Probate is the process by which a judge oversees the distribution of your estate and assets once you die. While the probate process does ensure everything is fairly divided and distributed, it can also be a bit of annoyance for your heirs to have to go through. It will take your heirs longer to get what you have left them, and there may be some legal process they have to go through. For this reason, it's smart to take actions while you are alive to ensure your estate does not have to go through probate once you pass. There are a few ways to do this.

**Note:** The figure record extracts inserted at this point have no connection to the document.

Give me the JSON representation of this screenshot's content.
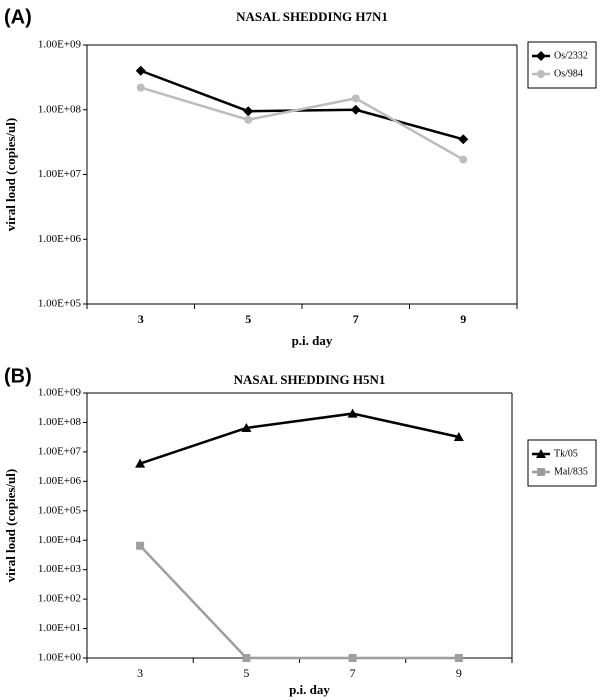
{
  "chart_data": [
    {
      "type": "line",
      "panel_label": "(A)",
      "title": "NASAL SHEDDING H7N1",
      "xlabel": "p.i. day",
      "ylabel": "viral load (copies/ul)",
      "y_scale": "log",
      "ylim": [
        100000,
        1000000000
      ],
      "y_ticks": [
        100000,
        1000000,
        10000000,
        100000000,
        1000000000
      ],
      "y_tick_labels": [
        "1.00E+05",
        "1.00E+06",
        "1.00E+07",
        "1.00E+08",
        "1.00E+09"
      ],
      "categories": [
        "3",
        "5",
        "7",
        "9"
      ],
      "grid": false,
      "legend_position": "top-right",
      "series": [
        {
          "name": "Os/2332",
          "color": "#000000",
          "marker": "diamond",
          "values": [
            400000000,
            95000000,
            100000000,
            35000000
          ]
        },
        {
          "name": "Os/984",
          "color": "#bdbdbd",
          "marker": "circle",
          "values": [
            220000000,
            70000000,
            150000000,
            17000000
          ]
        }
      ]
    },
    {
      "type": "line",
      "panel_label": "(B)",
      "title": "NASAL SHEDDING H5N1",
      "xlabel": "p.i. day",
      "ylabel": "viral load (copies/ul)",
      "y_scale": "log",
      "ylim": [
        1,
        1000000000
      ],
      "y_ticks": [
        1,
        10,
        100,
        1000,
        10000,
        100000,
        1000000,
        10000000,
        100000000,
        1000000000
      ],
      "y_tick_labels": [
        "1.00E+00",
        "1.00E+01",
        "1.00E+02",
        "1.00E+03",
        "1.00E+04",
        "1.00E+05",
        "1.00E+06",
        "1.00E+07",
        "1.00E+08",
        "1.00E+09"
      ],
      "categories": [
        "3",
        "5",
        "7",
        "9"
      ],
      "grid": false,
      "legend_position": "top-right",
      "series": [
        {
          "name": "Tk/05",
          "color": "#000000",
          "marker": "triangle",
          "values": [
            4000000,
            65000000,
            200000000,
            32000000
          ]
        },
        {
          "name": "Mal/835",
          "color": "#9e9e9e",
          "marker": "square",
          "values": [
            6500,
            1,
            1,
            1
          ]
        }
      ]
    }
  ]
}
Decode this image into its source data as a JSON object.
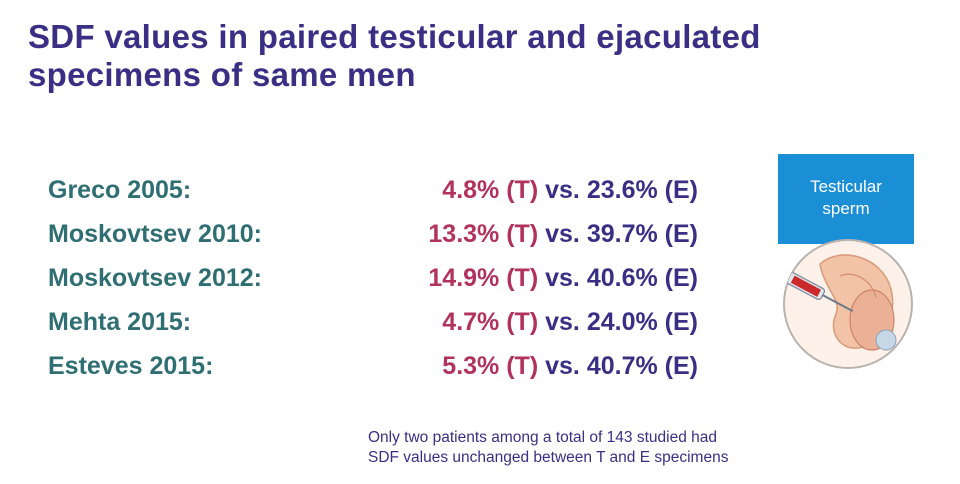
{
  "title": {
    "line1": "SDF values in paired testicular and ejaculated",
    "line2": "specimens of same men"
  },
  "rows": [
    {
      "study": "Greco 2005:",
      "t": "4.8% (T)",
      "vs": "vs.",
      "e": "23.6% (E)"
    },
    {
      "study": "Moskovtsev 2010:",
      "t": "13.3% (T)",
      "vs": "vs.",
      "e": "39.7% (E)"
    },
    {
      "study": "Moskovtsev 2012:",
      "t": "14.9% (T)",
      "vs": "vs.",
      "e": "40.6% (E)"
    },
    {
      "study": "Mehta 2015:",
      "t": "4.7% (T)",
      "vs": "vs.",
      "e": "24.0% (E)"
    },
    {
      "study": "Esteves 2015:",
      "t": "5.3% (T)",
      "vs": "vs.",
      "e": "40.7% (E)"
    }
  ],
  "figure": {
    "label_line1": "Testicular",
    "label_line2": "sperm"
  },
  "note": {
    "line1": "Only two patients among a total of 143 studied had",
    "line2": "SDF values unchanged between T and E specimens"
  },
  "colors": {
    "title": "#3b2f85",
    "study": "#2f6e72",
    "testicular_value": "#b2325e",
    "ejaculated_value": "#3b2f85",
    "label_box": "#1b8fd6"
  }
}
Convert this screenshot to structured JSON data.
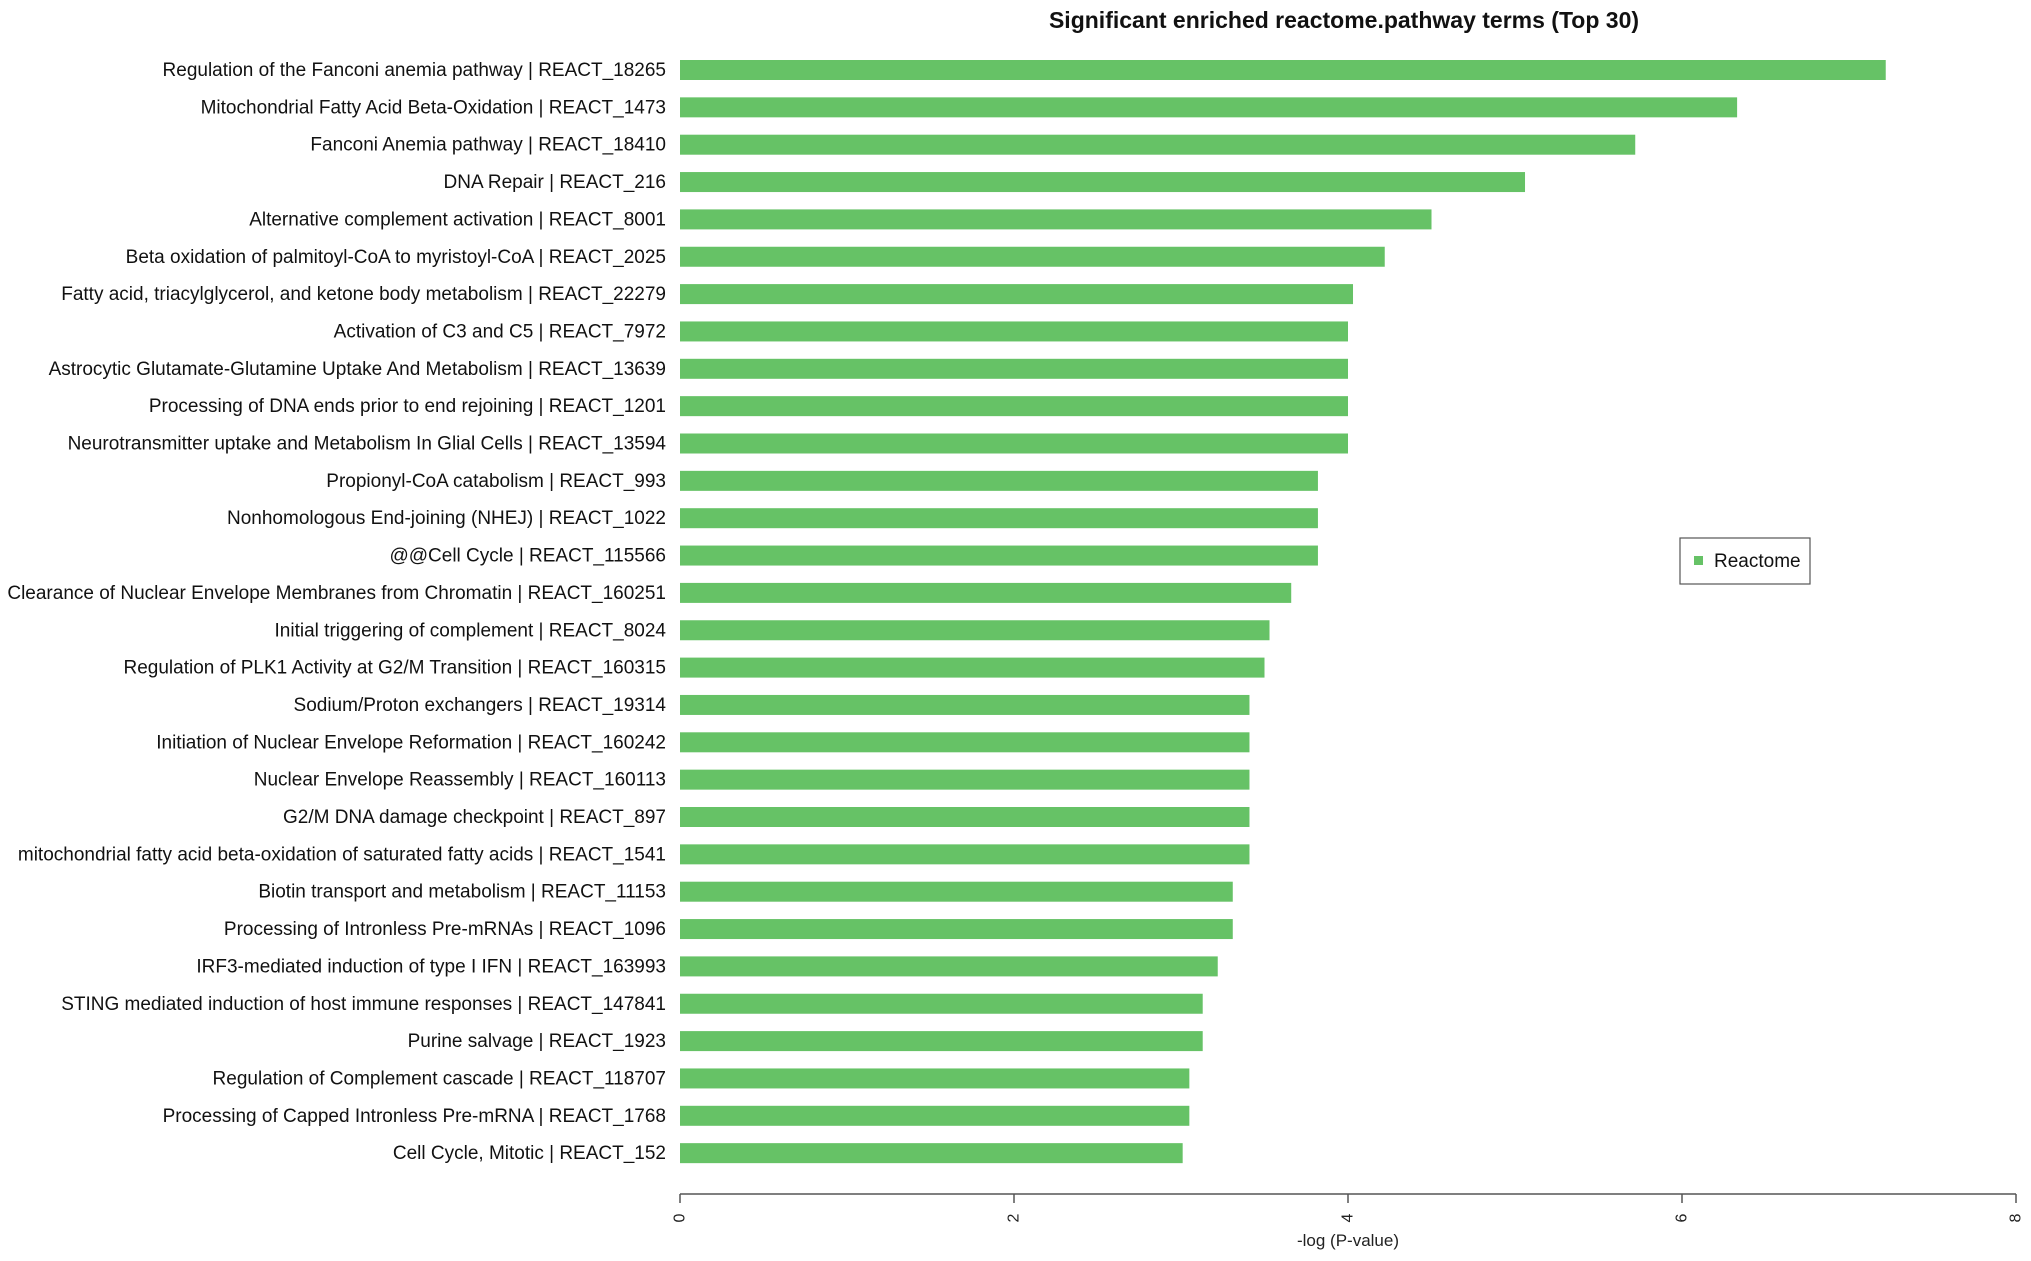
{
  "chart_data": {
    "type": "bar",
    "orientation": "horizontal",
    "title": "Significant enriched  reactome.pathway terms (Top 30)",
    "xlabel": "-log (P-value)",
    "ylabel": "",
    "xlim": [
      0,
      8
    ],
    "xticks": [
      "0",
      "2",
      "4",
      "6",
      "8"
    ],
    "grid": false,
    "legend": {
      "position": "right",
      "entries": [
        {
          "name": "Reactome",
          "color": "#66c266"
        }
      ]
    },
    "bar_color": "#66c266",
    "categories": [
      "Regulation of the Fanconi anemia pathway | REACT_18265",
      "Mitochondrial Fatty Acid Beta-Oxidation | REACT_1473",
      "Fanconi Anemia pathway | REACT_18410",
      "DNA Repair | REACT_216",
      "Alternative complement activation | REACT_8001",
      "Beta oxidation of palmitoyl-CoA to myristoyl-CoA | REACT_2025",
      "Fatty acid, triacylglycerol, and ketone body metabolism | REACT_22279",
      "Activation of C3 and C5 | REACT_7972",
      "Astrocytic Glutamate-Glutamine Uptake And Metabolism | REACT_13639",
      "Processing of DNA ends prior to end rejoining | REACT_1201",
      "Neurotransmitter uptake and Metabolism In Glial Cells | REACT_13594",
      "Propionyl-CoA catabolism | REACT_993",
      "Nonhomologous End-joining (NHEJ) | REACT_1022",
      "@@Cell Cycle | REACT_115566",
      "Clearance of Nuclear Envelope Membranes from Chromatin | REACT_160251",
      "Initial triggering of complement | REACT_8024",
      "Regulation of PLK1 Activity at G2/M Transition | REACT_160315",
      "Sodium/Proton exchangers | REACT_19314",
      "Initiation of Nuclear Envelope Reformation | REACT_160242",
      "Nuclear Envelope Reassembly | REACT_160113",
      "G2/M DNA damage checkpoint | REACT_897",
      "mitochondrial fatty acid beta-oxidation of saturated fatty acids | REACT_1541",
      "Biotin transport and metabolism | REACT_11153",
      "Processing of Intronless Pre-mRNAs | REACT_1096",
      "IRF3-mediated induction of type I IFN | REACT_163993",
      "STING mediated induction of host immune responses | REACT_147841",
      "Purine salvage | REACT_1923",
      "Regulation of Complement cascade | REACT_118707",
      "Processing of Capped Intronless Pre-mRNA | REACT_1768",
      "Cell Cycle, Mitotic | REACT_152"
    ],
    "values": [
      7.22,
      6.33,
      5.72,
      5.06,
      4.5,
      4.22,
      4.03,
      4.0,
      4.0,
      4.0,
      4.0,
      3.82,
      3.82,
      3.82,
      3.66,
      3.53,
      3.5,
      3.41,
      3.41,
      3.41,
      3.41,
      3.41,
      3.31,
      3.31,
      3.22,
      3.13,
      3.13,
      3.05,
      3.05,
      3.01
    ]
  }
}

1. Add your heir to your title.
If you own a house or other real estate, a good way to avoid the probate process is to add the person who you want to inherit the home to the title while you're still alive. For the time being, you will both be owners of the home. Then when you pass, the home will automatically be left to the other person on the title. If you still have a mortgage on the home, you will need to work with the bank to refinance in order for this plan to work. If you own the home outright, you just need to meet with an attorney to have ownership transferred.
2. Give items away.
You could also give certain items away to your heirs while you're still around. Of course, this only works for certain items -- you can't very well give someone your car if you are still driving it every day! Many people take this route for items like antique cars, valuable jewelry, and cash. Talk to a probate and estate attorney before you give anything away that's worth more than a few hundred dollars, as you may have to pay gift tax -- depending on your situation and the state in which you live.
3. Set up a transfer on death.
This works best for motor vehicles, trailers, campers, and other more expensive items for which there is a title. Set up a transfer upon death -- a document that indicates that when you pass, the item is automatically transferred to another individual. Some states do not allow this for vehicles, or for vehicles over a certain value, so again -- you need to check with your lawyer and local laws before making this move.